In the method of the invention, the hybridization segments of the chimeric primers are chosen so as to produce relatively short target sequences (e.g., 70-80 base pairs) . Amplification products of such similar lengths would be extremely difficult to differentiate by size separation methods (e.g., electrophoretic gels), but are well -suited to detection by genotyping chips, or other size-insensitive detection methods.

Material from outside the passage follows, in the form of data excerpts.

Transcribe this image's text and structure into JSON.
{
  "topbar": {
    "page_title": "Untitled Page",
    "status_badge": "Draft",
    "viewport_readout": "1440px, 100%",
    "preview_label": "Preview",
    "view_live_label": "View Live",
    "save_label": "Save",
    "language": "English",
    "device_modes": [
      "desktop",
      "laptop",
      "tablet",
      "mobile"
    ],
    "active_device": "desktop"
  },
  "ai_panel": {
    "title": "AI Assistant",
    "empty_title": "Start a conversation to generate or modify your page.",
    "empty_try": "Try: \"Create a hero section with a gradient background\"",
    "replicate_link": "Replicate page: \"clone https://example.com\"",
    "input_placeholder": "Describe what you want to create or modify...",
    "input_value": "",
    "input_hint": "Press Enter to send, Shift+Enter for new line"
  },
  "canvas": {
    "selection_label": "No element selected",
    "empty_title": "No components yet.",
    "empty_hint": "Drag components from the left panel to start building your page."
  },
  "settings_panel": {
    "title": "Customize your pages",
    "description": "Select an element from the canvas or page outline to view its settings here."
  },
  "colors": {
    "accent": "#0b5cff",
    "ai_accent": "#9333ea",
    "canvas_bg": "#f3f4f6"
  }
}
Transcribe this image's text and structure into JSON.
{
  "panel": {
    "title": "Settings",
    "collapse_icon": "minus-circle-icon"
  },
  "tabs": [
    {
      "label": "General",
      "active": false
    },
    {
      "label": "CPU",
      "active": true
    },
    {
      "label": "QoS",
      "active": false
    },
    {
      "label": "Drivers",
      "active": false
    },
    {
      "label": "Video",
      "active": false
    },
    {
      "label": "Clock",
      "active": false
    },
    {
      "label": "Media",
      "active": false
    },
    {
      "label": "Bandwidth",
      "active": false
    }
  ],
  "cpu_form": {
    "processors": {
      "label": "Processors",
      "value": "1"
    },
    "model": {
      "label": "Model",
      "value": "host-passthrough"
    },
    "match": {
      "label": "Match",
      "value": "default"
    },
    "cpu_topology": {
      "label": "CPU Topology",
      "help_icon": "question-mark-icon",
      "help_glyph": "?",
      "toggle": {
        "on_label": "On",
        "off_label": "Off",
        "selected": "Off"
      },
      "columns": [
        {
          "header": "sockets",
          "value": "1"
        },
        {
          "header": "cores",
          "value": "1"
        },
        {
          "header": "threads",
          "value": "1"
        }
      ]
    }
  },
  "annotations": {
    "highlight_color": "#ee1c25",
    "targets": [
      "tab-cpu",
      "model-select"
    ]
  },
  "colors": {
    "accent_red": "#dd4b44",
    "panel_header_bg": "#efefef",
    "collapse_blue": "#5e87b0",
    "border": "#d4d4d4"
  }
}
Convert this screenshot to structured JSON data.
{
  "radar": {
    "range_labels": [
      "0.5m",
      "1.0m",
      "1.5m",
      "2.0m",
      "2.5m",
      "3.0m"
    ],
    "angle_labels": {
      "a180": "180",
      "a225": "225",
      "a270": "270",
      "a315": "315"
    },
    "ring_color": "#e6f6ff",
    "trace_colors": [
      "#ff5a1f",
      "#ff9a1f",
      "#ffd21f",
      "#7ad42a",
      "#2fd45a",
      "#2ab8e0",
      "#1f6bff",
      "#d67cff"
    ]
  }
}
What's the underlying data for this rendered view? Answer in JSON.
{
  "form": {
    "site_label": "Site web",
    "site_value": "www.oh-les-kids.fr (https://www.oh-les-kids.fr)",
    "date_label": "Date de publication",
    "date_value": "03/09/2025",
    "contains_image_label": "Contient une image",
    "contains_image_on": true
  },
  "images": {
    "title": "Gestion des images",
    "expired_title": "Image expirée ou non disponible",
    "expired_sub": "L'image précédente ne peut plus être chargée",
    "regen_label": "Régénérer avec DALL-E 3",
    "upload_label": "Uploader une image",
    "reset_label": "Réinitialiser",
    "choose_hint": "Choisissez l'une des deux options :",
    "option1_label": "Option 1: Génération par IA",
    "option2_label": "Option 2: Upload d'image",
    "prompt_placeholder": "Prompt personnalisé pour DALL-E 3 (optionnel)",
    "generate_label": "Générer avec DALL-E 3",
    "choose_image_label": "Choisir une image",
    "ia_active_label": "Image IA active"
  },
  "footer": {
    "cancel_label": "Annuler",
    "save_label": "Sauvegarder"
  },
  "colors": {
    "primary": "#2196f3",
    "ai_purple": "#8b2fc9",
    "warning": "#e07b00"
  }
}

The method of the invention also allows for the simultaneous detection of many polymorphisms in a sample. A "polymorphism" is, fundamentally, an allelic variation between the nucleic acids of two samples. Such variations can range from gross morphological differences to differences in biochemistry, conformation of biomolecules, or differences in nucleic acid sequences. The "samples" being examined can be whole organisms, or portions thereof, and can represent single individuals, or pooled populations. Polymorphisms include differences in nucleotide sequence, mutations, insertions, deletions, point mutations, or structural differences, as well as strand breaks or chemical modifications that result in an allelic variant in the form of a mismatch. A polymorphism between two nucleic acids can occur naturally, or be caused by exposure to or contact with chemicals, enzymes, or other agents, or
can be caused by circumstances which cause damage to nucleic acids (e.g., exposure to ultraviolet radiation, mutagens or carcinogens) .
The examples below illustrate use of the method of the invention to detect single nucleotide polymorphisms, or "SNPs," which are polymorphisms that consist of a difference in a single nucleotide. However, two sequences being compared may differ at more than a single nucleotide position. If the second difference occurs within the region where a primer should hybridize, that primer will not hybridize, and no reaction will occur. If the two differences both occur within the region that is amplified, aberrant patterns will be seen during the detection. In either case, it will be clear that the locus must be investigated further.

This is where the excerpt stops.